Kiedy Kubica podpisywał pierwszy kontrakt z BMW na starty w F1, był tak mało znany, że nie mógł stawiać żadnych warunków. Teraz sytuacja była zupełnie inna. Polak był jednym z najgorętszych towarów na rynku transferowym, rywalizowały o niego: Renault, Toyota i Williams, więc Polak mógł dyktować warunki.

Nasz kierowca doskonale zabezpieczył się na przyszłość. Według portalu tomorrownewsf1.com w umowie z Renault jest zapis dający Kubicy prawo wcześniejszego rozwiązania kontraktu w przypadku zajęcia przez francuski zespół miejsca gorszego niż trzecie w klasyfikacji generalnej.

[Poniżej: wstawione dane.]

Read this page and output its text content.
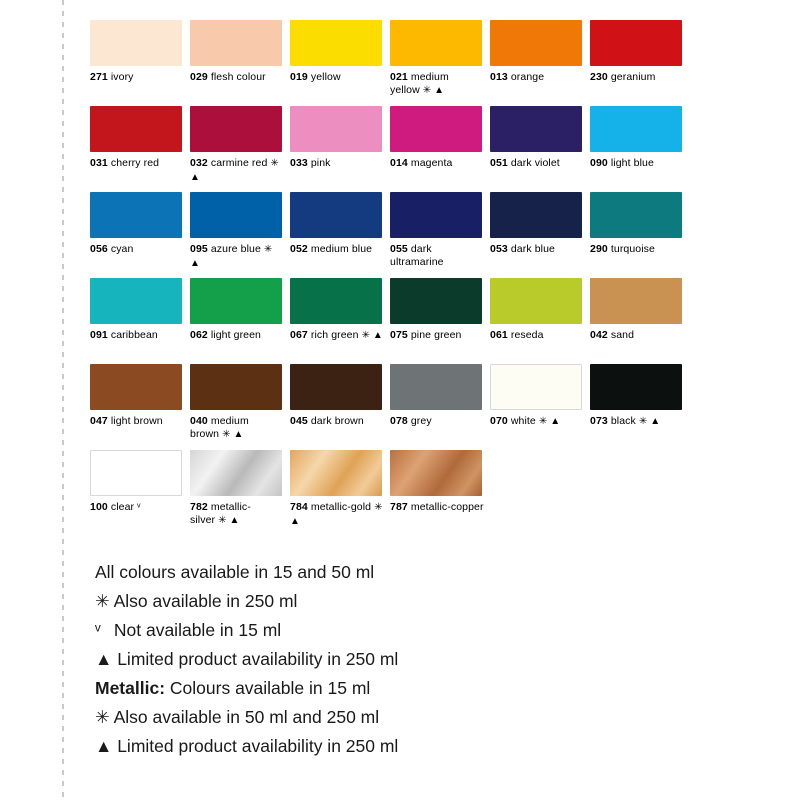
271 ivory	029 flesh colour	019 yellow	021 medium yellow ✳ ▲
013 orange	230 geranium
031 cherry red	032 carmine red ✳ ▲
033 pink	014 magenta	051 dark violet	090 light blue
056 cyan	095 azure blue ✳ ▲
052 medium blue	055 dark ultramarine
053 dark blue	290 turquoise
091 caribbean	062 light green	067 rich green ✳ ▲ 075 pine green	061 reseda	042 sand
047 light brown	040 medium brown ✳ ▲
045 dark brown	078 grey	070 white ✳ ▲	073 black ✳ ▲
100 clear ᵛ	782 metallic-silver ✳ ▲
784 metallic-gold ✳ ▲
787 metallic-copper
All colours available in 15 and 50 ml
✳ Also available in 250 ml
ᵛ Not available in 15 ml
▲ Limited product availability in 250 ml
Metallic: Colours available in 15 ml
✳ Also available in 50 ml and 250 ml
▲ Limited product availability in 250 ml
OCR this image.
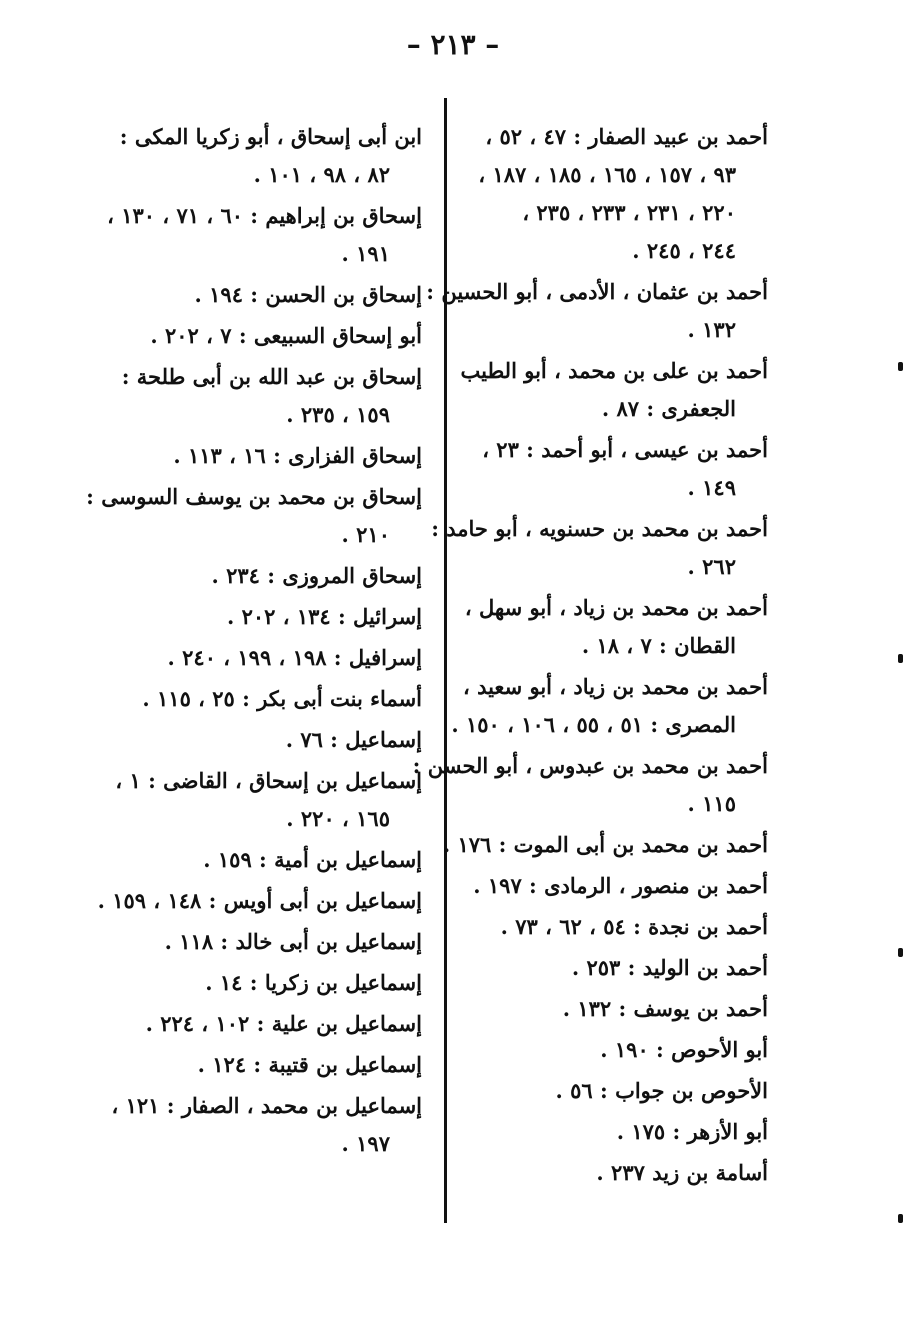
– ٢١٣ –
أحمد بن عبيد الصفار : ٤٧ ، ٥٢ ،
٩٣ ، ١٥٧ ، ١٦٥ ، ١٨٥ ، ١٨٧ ،
٢٢٠ ، ٢٣١ ، ٢٣٣ ، ٢٣٥ ،
٢٤٤ ، ٢٤٥ .
أحمد بن عثمان ، الأدمى ، أبو الحسين :
١٣٢ .
أحمد بن على بن محمد ، أبو الطيب
الجعفرى : ٨٧ .
أحمد بن عيسى ، أبو أحمد : ٢٣ ،
١٤٩ .
أحمد بن محمد بن حسنويه ، أبو حامد :
٢٦٢ .
أحمد بن محمد بن زياد ، أبو سهل ،
القطان : ٧ ، ١٨ .
أحمد بن محمد بن زياد ، أبو سعيد ،
المصرى : ٥١ ، ٥٥ ، ١٠٦ ، ١٥٠ .
أحمد بن محمد بن عبدوس ، أبو الحسن :
١١٥ .
أحمد بن محمد بن أبى الموت : ١٧٦ .
أحمد بن منصور ، الرمادى : ١٩٧ .
أحمد بن نجدة : ٥٤ ، ٦٢ ، ٧٣ .
أحمد بن الوليد : ٢٥٣ .
أحمد بن يوسف : ١٣٢ .
أبو الأحوص : ١٩٠ .
الأحوص بن جواب : ٥٦ .
أبو الأزهر : ١٧٥ .
أسامة بن زيد ٢٣٧ .
ابن أبى إسحاق ، أبو زكريا المكى :
٨٢ ، ٩٨ ، ١٠١ .
إسحاق بن إبراهيم : ٦٠ ، ٧١ ، ١٣٠ ،
١٩١ .
إسحاق بن الحسن : ١٩٤ .
أبو إسحاق السبيعى : ٧ ، ٢٠٢ .
إسحاق بن عبد الله بن أبى طلحة :
١٥٩ ، ٢٣٥ .
إسحاق الفزارى : ١٦ ، ١١٣ .
إسحاق بن محمد بن يوسف السوسى :
٢١٠ .
إسحاق المروزى : ٢٣٤ .
إسرائيل : ١٣٤ ، ٢٠٢ .
إسرافيل : ١٩٨ ، ١٩٩ ، ٢٤٠ .
أسماء بنت أبى بكر : ٢٥ ، ١١٥ .
إسماعيل : ٧٦ .
إسماعيل بن إسحاق ، القاضى : ١ ،
١٦٥ ، ٢٢٠ .
إسماعيل بن أمية : ١٥٩ .
إسماعيل بن أبى أويس : ١٤٨ ، ١٥٩ .
إسماعيل بن أبى خالد : ١١٨ .
إسماعيل بن زكريا : ١٤ .
إسماعيل بن علية : ١٠٢ ، ٢٢٤ .
إسماعيل بن قتيبة : ١٢٤ .
إسماعيل بن محمد ، الصفار : ١٢١ ،
١٩٧ .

Dzięki temu Kubica może być pewny, że jego nowy zespół nie odpuści do samego końca, jak to było w przypadku BMW, które po zwycięstwie Polaka w Kanadzie przestało pracować nad rozwojem bolidu.

Wygląda na to, że Renault poważnie myśli o walce o najwyższe cele. Kandydatem na szefa zespołu jest legendarny Alain Prost (54 l.), czterokrotny mistrz Formuły 1. Trudno się spodziewać, żeby pod jego wodzą team Renault mógł walczyć o coś innego niż o mistrzostwo świata.